About
First Scotch whisky distillery in the Borders region for over 180 years, located in a converted electric mill in Hawick. Produces Lowland-style unpeated malt.
Production Details
The Borders Distillery Tale
Where the rolling hills of the Scottish Borders meet the sky, the town of Hawick had waited nearly two centuries for the sound of copper stills to sing again. In 2018, that silence finally broke when The Three Stills Company chose this weathered textile town to house Scotland's newest whisky distillery, breathing life into a converted electric mill that had long served the community in different ways.
The Borders Distillery stands as both pioneer and homecoming—the first Scotch whisky distillery to operate in this region since the 1830s, when the last flames died beneath forgotten stills. The choice of location speaks to something deeper than mere opportunity. Here, where England and Scotland have traded stories across contested ground for a thousand years, the land itself carries memory in its water and stone.

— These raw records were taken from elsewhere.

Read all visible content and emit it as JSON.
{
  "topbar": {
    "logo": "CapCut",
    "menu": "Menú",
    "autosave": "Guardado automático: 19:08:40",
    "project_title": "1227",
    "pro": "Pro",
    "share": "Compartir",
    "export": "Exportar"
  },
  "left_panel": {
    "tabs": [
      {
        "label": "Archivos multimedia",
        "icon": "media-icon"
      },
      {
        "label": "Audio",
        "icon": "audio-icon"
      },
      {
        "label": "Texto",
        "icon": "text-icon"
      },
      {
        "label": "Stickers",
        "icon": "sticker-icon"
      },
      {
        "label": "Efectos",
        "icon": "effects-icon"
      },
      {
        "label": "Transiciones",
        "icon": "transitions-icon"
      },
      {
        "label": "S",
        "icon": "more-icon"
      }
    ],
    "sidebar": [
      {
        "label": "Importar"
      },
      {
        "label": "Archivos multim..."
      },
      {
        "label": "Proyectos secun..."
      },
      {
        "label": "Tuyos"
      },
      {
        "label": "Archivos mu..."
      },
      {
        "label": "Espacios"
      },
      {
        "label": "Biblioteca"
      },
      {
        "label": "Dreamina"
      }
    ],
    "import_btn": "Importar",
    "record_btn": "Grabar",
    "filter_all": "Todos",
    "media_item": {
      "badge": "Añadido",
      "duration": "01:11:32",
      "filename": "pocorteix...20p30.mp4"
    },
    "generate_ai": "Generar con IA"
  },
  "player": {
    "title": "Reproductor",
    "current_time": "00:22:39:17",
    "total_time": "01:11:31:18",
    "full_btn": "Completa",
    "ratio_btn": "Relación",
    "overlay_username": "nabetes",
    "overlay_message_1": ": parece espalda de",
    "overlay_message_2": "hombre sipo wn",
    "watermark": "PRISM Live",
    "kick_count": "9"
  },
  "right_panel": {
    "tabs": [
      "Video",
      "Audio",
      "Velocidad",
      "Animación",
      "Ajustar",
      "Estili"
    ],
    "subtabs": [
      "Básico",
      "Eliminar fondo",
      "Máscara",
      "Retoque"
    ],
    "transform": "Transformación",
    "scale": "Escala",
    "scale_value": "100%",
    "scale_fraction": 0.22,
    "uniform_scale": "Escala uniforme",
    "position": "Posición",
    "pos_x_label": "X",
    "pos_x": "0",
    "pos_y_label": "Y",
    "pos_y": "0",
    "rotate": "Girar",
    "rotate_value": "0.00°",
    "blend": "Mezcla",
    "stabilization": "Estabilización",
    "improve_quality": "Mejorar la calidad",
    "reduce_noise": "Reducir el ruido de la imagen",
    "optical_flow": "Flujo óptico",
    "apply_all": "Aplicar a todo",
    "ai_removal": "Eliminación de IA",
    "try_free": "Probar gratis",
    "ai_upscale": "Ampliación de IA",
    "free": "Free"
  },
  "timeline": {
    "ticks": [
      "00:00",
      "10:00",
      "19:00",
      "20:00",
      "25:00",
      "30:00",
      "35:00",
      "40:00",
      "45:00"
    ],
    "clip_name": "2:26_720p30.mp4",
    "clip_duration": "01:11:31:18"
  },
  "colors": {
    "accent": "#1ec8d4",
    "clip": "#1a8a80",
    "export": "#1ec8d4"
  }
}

Local Hawick water flows through the distillery, drawn from the same hills that once sustained the town's famous textile mills. This water, filtered through Border peat and granite, carries the character of a landscape shaped by ancient rivers and older still volcanic activity. It arrives at the converted mill already marked by place, ready to transform barley into something entirely new yet rooted in this specific stretch of earth.

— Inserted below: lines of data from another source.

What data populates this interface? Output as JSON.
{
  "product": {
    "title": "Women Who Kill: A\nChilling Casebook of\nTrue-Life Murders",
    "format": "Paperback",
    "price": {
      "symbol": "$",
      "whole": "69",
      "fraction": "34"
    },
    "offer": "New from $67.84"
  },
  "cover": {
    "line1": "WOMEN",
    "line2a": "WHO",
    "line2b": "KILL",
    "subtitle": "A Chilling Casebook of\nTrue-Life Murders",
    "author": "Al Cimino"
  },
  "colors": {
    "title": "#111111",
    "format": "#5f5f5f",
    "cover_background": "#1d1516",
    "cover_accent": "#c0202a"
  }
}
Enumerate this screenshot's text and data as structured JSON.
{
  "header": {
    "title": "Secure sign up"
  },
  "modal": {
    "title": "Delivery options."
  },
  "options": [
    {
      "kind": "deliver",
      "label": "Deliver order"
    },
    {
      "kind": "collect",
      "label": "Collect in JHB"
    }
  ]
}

The production focuses on unpeated Lowland-style malt, honoring the gentle tradition of Scotland's southern whisky region. Without peat smoke to mask or complicate, every choice in the stillhouse becomes magnified—the curve of copper, the timing of cuts, the marriage of grain and water. The converted mill's industrial bones provide an unexpected cathedral for this ancient craft, where electric motors once hummed and now copper sings.
In choosing to establish here, The Three Stills Company didn't simply fill a geographic gap on Scotland's whisky map. They returned whisky-making to a region that remembers industry, that understands the patient transformation of raw materials into something greater. The Borders have always been about crossing over, about the space between one thing and another.
Now, as spirit flows from these stills into waiting casks, time begins its own patient work. The whisky will age in this border country, drawing character from seasons that sweep across hills unchanged since the last distillery closed its doors. When those casks finally open, they'll release not just whisky, but the story of a region reclaimed.